May 04, 2018
Whether live and on-stage or on television, the men and women who participate in “Whose Line Is It Anyway?” are tops when it comes to the art of comic improvisation. First executed on Channel 4 in the United Kingdom in 1989, with a U.S. edition hosted by Drew Carrey for ABC (1998–2007), and currently at The CW with Aisha Tyler at the helm, all three versions of “Whose Line Is It Anyway?” have one thing in common: Colin Mochrie, the only performer to have appeared in every episode of the U.S. version of the show.
Currently, Mochrie and fellow “Whose Line Is It Anyway?” comic Brad Sherwood are taking what Mochrie calls "a more intimate and more freeform” version of that audience-interactive improv to the stages of Parx Casino’s Xcite Center tonight with “Scared Scriptless.”
Mochrie mentions that the difference between U.K. and U.S. improvisational comics was the famed fourth wall.
“Brits break through that wall all the time, and will do anything for a laugh,” Mochrie said.
“American improvisational comics are just a little more precious in what they do.
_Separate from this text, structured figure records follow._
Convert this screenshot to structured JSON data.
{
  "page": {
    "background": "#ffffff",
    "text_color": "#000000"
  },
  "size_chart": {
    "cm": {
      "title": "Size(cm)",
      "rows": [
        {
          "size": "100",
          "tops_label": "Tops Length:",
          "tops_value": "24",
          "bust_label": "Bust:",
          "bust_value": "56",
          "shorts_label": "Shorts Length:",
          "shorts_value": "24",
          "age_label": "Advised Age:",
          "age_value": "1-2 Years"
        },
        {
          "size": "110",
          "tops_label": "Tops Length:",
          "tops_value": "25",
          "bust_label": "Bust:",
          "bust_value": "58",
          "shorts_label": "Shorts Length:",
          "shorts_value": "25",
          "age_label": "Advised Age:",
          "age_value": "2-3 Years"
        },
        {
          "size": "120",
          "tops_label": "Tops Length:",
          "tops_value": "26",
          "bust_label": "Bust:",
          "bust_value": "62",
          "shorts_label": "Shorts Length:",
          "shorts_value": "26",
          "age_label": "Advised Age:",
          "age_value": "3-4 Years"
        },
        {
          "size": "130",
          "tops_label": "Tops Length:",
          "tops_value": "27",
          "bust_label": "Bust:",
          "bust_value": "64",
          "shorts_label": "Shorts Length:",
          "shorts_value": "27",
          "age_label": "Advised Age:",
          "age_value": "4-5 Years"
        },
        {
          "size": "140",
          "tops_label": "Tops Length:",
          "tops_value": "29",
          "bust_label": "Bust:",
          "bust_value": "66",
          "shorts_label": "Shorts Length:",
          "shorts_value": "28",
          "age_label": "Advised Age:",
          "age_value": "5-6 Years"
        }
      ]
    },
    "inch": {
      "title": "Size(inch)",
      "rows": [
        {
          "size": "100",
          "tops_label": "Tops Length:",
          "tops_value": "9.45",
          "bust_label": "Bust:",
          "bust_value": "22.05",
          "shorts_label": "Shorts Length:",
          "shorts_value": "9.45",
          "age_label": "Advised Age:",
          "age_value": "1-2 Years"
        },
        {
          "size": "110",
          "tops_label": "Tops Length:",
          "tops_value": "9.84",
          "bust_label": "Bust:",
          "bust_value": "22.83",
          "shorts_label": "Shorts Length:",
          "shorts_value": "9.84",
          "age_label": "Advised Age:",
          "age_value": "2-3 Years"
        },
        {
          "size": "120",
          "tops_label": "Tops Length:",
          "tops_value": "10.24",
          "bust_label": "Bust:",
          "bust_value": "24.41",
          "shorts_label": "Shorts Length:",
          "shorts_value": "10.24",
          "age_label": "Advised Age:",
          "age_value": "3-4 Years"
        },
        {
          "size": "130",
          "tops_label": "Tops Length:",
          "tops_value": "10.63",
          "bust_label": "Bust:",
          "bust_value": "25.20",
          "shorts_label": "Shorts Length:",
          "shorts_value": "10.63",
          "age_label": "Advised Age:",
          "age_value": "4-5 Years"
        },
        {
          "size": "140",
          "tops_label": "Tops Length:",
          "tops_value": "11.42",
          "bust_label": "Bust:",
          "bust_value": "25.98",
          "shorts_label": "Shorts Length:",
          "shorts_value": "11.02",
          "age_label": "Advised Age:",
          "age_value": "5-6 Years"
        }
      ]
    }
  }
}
They really focus on character development.”
Audience members making live suggestions to the improv teams are also radically different, in Mochrie’s eyes. Americans tend to be more pop-culture oriented, while Brits favor deep history.
“The abdication of Charles the II was a big topic in England,” Mochrie said with a laugh.
“Needless to say, I knew nothing about Charles. I did Martin Luther King’s ‘I Have a Dream’ speech. In my world, that was right and absolutely true. Only in improv are you always correct.”
You have to be confident in your vision (“even when the scene makes no sense”) to have such a potent level of improvisation ring true, he says.
There is more leeway as each audience – be it “Whose Line Is It Anyway?” or “Scared Scriptless” – are the ones making each scene’s suggestions.
“But if the crowd smells desperation or you lack confidence, the crowd will sense that immediately and pounce on you,” said Mochrie.
Starting in traditional theater, where hard, mindful listening is key, also helped Mochrie through all levels of improvisation.
But if the crowd smells desperation or you lack confidence, the crowd will sense that immediately and pounce on you."
“It’s such a sweet gig,” said the comedian. “So much so, that it has crept into real life as my wife and I apply those principles to our life. There is a lot of saying ‘yes.'
"Along with 'Scared Scriptless' being a smaller, more mobile and intelligent unit than 'Whose Line Is It Anyway?,' what makes the former different than the latter is the length of the scenes. 'Scared Scriptless' allows us to do one scene for 15 to 20 minutes. There is also a limited amount of game-playing with two people, but that focus allows us to be more flexible and use the audience more. We actually bring them up on stage about 80 percent of the time. They’re our third member, always.”
If you go to “Scared Scriptless” expecting it's comedians to hit upon current politics as stand-up comedians do, don’t bother.
“We really try to steer away from politics,” claimed Mochrie.
“I feel as if since the W. Bush era, all politics divides the audience and stops the evening cold. It’s only gotten worse now. You have to keep a good improvisation going and flowing in order for it to be funny, so we’ll have none of that hard hitting political stuff.”